O título deste artigo é como a parte visível de um icerberg que aparece acima da superfície do mar. As outras partes – e maiores – estão abaixo e nem sempre expressam para o leitor o que realmente se passa nas profundezas do mar revolto que envolve a preparação de uma defesa jurídica em ação de improbidade administrativa.
Na atualidade, tem prevalecido que o conceito de ato ilegal não é, necessariamente, o mesmo de um ato ímprobo. Nem toda ilegalidade configura ato de improbidade administrativa, segundo o que determina a natureza jurídica da matriz constitucional (CF, art. 37, § 4º c/c art. 85, inciso V).

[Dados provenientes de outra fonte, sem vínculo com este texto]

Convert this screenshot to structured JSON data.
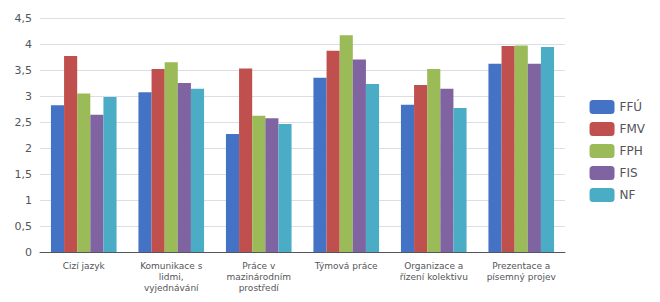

Assim, diante da ausência do elemento subjetivo cabe ao advogado “encarar” o mar revolto, sendo sincero, verdadeiro e lógico. Ora, a Advocacia é essencial à função jurisdicional. A história lembra o que fizemos e do que deixemos de fazer. Assim, posso afirmar, com a força dos bravos, que tempos de crise fazem bons Advogados.

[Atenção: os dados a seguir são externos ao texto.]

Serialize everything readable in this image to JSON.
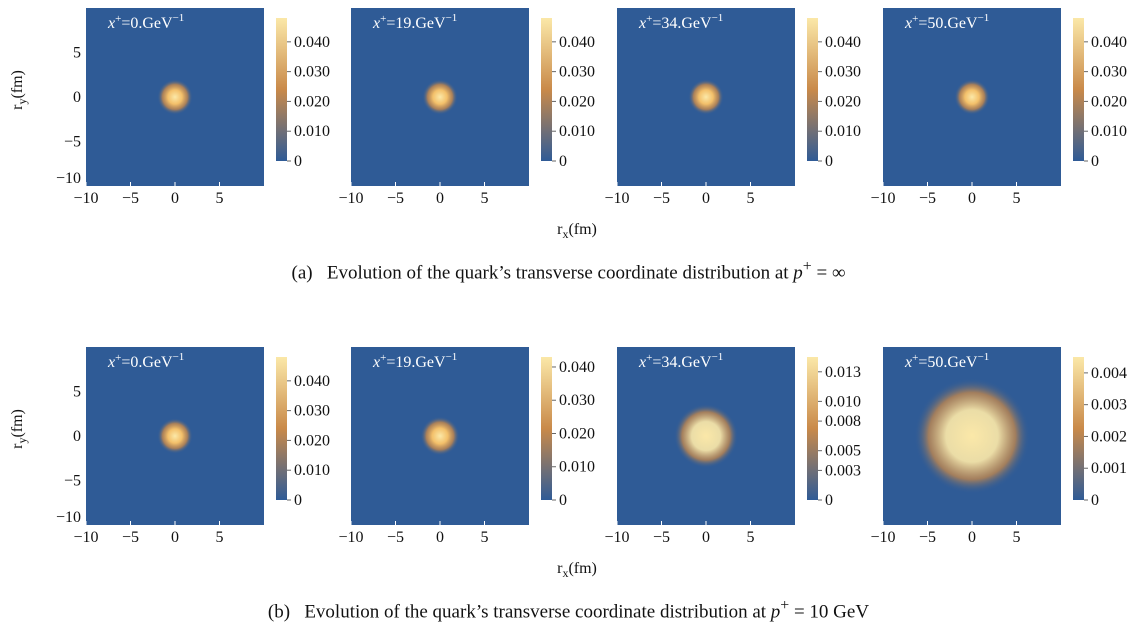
{
  "figure": {
    "rows": [
      {
        "caption_tag": "(a)",
        "caption_text": "Evolution of the quark’s transverse coordinate distribution at",
        "caption_math_var": "p",
        "caption_math_sup": "+",
        "caption_math_rest": " = ∞",
        "xlabel": "r",
        "xlabel_sub": "x",
        "xlabel_unit": "(fm)",
        "ylabel": "r",
        "ylabel_sub": "y",
        "ylabel_unit": "(fm)"
      },
      {
        "caption_tag": "(b)",
        "caption_text": "Evolution of the quark’s transverse coordinate distribution at",
        "caption_math_var": "p",
        "caption_math_sup": "+",
        "caption_math_rest": " = 10  GeV",
        "xlabel": "r",
        "xlabel_sub": "x",
        "xlabel_unit": "(fm)",
        "ylabel": "r",
        "ylabel_sub": "y",
        "ylabel_unit": "(fm)"
      }
    ],
    "colors": {
      "background": "#2f5b96",
      "mid": "#c98a4a",
      "peak": "#fbe8a8",
      "text_on_plot": "#ffffff"
    }
  },
  "chart_data": [
    {
      "type": "heatmap",
      "row": "a",
      "label_var": "x",
      "label_sup": "+",
      "label_value": "=0.GeV",
      "label_unit_sup": "−1",
      "xlim": [
        -10,
        10
      ],
      "ylim": [
        -10,
        10
      ],
      "xticks": [
        "−10",
        "−5",
        "0",
        "5"
      ],
      "yticks": [
        "5",
        "0",
        "−5",
        "−10"
      ],
      "colorbar_ticks": [
        "0.040",
        "0.030",
        "0.020",
        "0.010",
        "0"
      ],
      "colorbar_max": 0.048,
      "peak_value": 0.048,
      "spread_fm": 2.0
    },
    {
      "type": "heatmap",
      "row": "a",
      "label_var": "x",
      "label_sup": "+",
      "label_value": "=19.GeV",
      "label_unit_sup": "−1",
      "xlim": [
        -10,
        10
      ],
      "ylim": [
        -10,
        10
      ],
      "xticks": [
        "−10",
        "−5",
        "0",
        "5"
      ],
      "colorbar_ticks": [
        "0.040",
        "0.030",
        "0.020",
        "0.010",
        "0"
      ],
      "colorbar_max": 0.048,
      "peak_value": 0.048,
      "spread_fm": 2.0
    },
    {
      "type": "heatmap",
      "row": "a",
      "label_var": "x",
      "label_sup": "+",
      "label_value": "=34.GeV",
      "label_unit_sup": "−1",
      "xlim": [
        -10,
        10
      ],
      "ylim": [
        -10,
        10
      ],
      "xticks": [
        "−10",
        "−5",
        "0",
        "5"
      ],
      "colorbar_ticks": [
        "0.040",
        "0.030",
        "0.020",
        "0.010",
        "0"
      ],
      "colorbar_max": 0.048,
      "peak_value": 0.048,
      "spread_fm": 2.0
    },
    {
      "type": "heatmap",
      "row": "a",
      "label_var": "x",
      "label_sup": "+",
      "label_value": "=50.GeV",
      "label_unit_sup": "−1",
      "xlim": [
        -10,
        10
      ],
      "ylim": [
        -10,
        10
      ],
      "xticks": [
        "−10",
        "−5",
        "0",
        "5"
      ],
      "colorbar_ticks": [
        "0.040",
        "0.030",
        "0.020",
        "0.010",
        "0"
      ],
      "colorbar_max": 0.048,
      "peak_value": 0.048,
      "spread_fm": 2.0
    },
    {
      "type": "heatmap",
      "row": "b",
      "label_var": "x",
      "label_sup": "+",
      "label_value": "=0.GeV",
      "label_unit_sup": "−1",
      "xlim": [
        -10,
        10
      ],
      "ylim": [
        -10,
        10
      ],
      "xticks": [
        "−10",
        "−5",
        "0",
        "5"
      ],
      "yticks": [
        "5",
        "0",
        "−5",
        "−10"
      ],
      "colorbar_ticks": [
        "0.040",
        "0.030",
        "0.020",
        "0.010",
        "0"
      ],
      "colorbar_max": 0.048,
      "peak_value": 0.048,
      "spread_fm": 2.0
    },
    {
      "type": "heatmap",
      "row": "b",
      "label_var": "x",
      "label_sup": "+",
      "label_value": "=19.GeV",
      "label_unit_sup": "−1",
      "xlim": [
        -10,
        10
      ],
      "ylim": [
        -10,
        10
      ],
      "xticks": [
        "−10",
        "−5",
        "0",
        "5"
      ],
      "colorbar_ticks": [
        "0.040",
        "0.030",
        "0.020",
        "0.010",
        "0"
      ],
      "colorbar_max": 0.043,
      "peak_value": 0.043,
      "spread_fm": 2.2
    },
    {
      "type": "heatmap",
      "row": "b",
      "label_var": "x",
      "label_sup": "+",
      "label_value": "=34.GeV",
      "label_unit_sup": "−1",
      "xlim": [
        -10,
        10
      ],
      "ylim": [
        -10,
        10
      ],
      "xticks": [
        "−10",
        "−5",
        "0",
        "5"
      ],
      "colorbar_ticks": [
        "0.013",
        "0.010",
        "0.008",
        "0.005",
        "0.003",
        "0"
      ],
      "colorbar_max": 0.0145,
      "peak_value": 0.0145,
      "spread_fm": 3.6
    },
    {
      "type": "heatmap",
      "row": "b",
      "label_var": "x",
      "label_sup": "+",
      "label_value": "=50.GeV",
      "label_unit_sup": "−1",
      "xlim": [
        -10,
        10
      ],
      "ylim": [
        -10,
        10
      ],
      "xticks": [
        "−10",
        "−5",
        "0",
        "5"
      ],
      "colorbar_ticks": [
        "0.004",
        "0.003",
        "0.002",
        "0.001",
        "0"
      ],
      "colorbar_max": 0.0045,
      "peak_value": 0.0045,
      "spread_fm": 6.5
    }
  ]
}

Apesar do cenário desfavorável, especialmente nos momentos de dificuldade, isto não poder ser motivo para esgotar a seiva de luta da advocacia, ou, para apagar a lâmpada da esperança na vitória jurídica almejada numa Ação Civil Pública.
Aliás, no julgamento do RE 656.559-SP, Repercussão Geral, Relator Ministro Dias Toffoli, constou que “Não há que se falar em condenação às penalidades estabelecidas na Lei de Improbidade Administrativa nos casos de mera suspeita de má-conduta, de existência de indícios, ou de decisão fundada em simples verdade formal, sem a prova do elemento subjetivo.”
Portanto, a persistência numa boa defesa jurídica vence invariavelmente quando levada ao crivo do contraditório. Com olfato ativo e alerta, cabe ao Advogado na defesa de um réu acusado de suposto ato ímprobo ajustar uma boa flecha, puxar e afrouxar a corda várias vezes, na certeza que o dardo agudo encontrará eco no Poder Judiciário.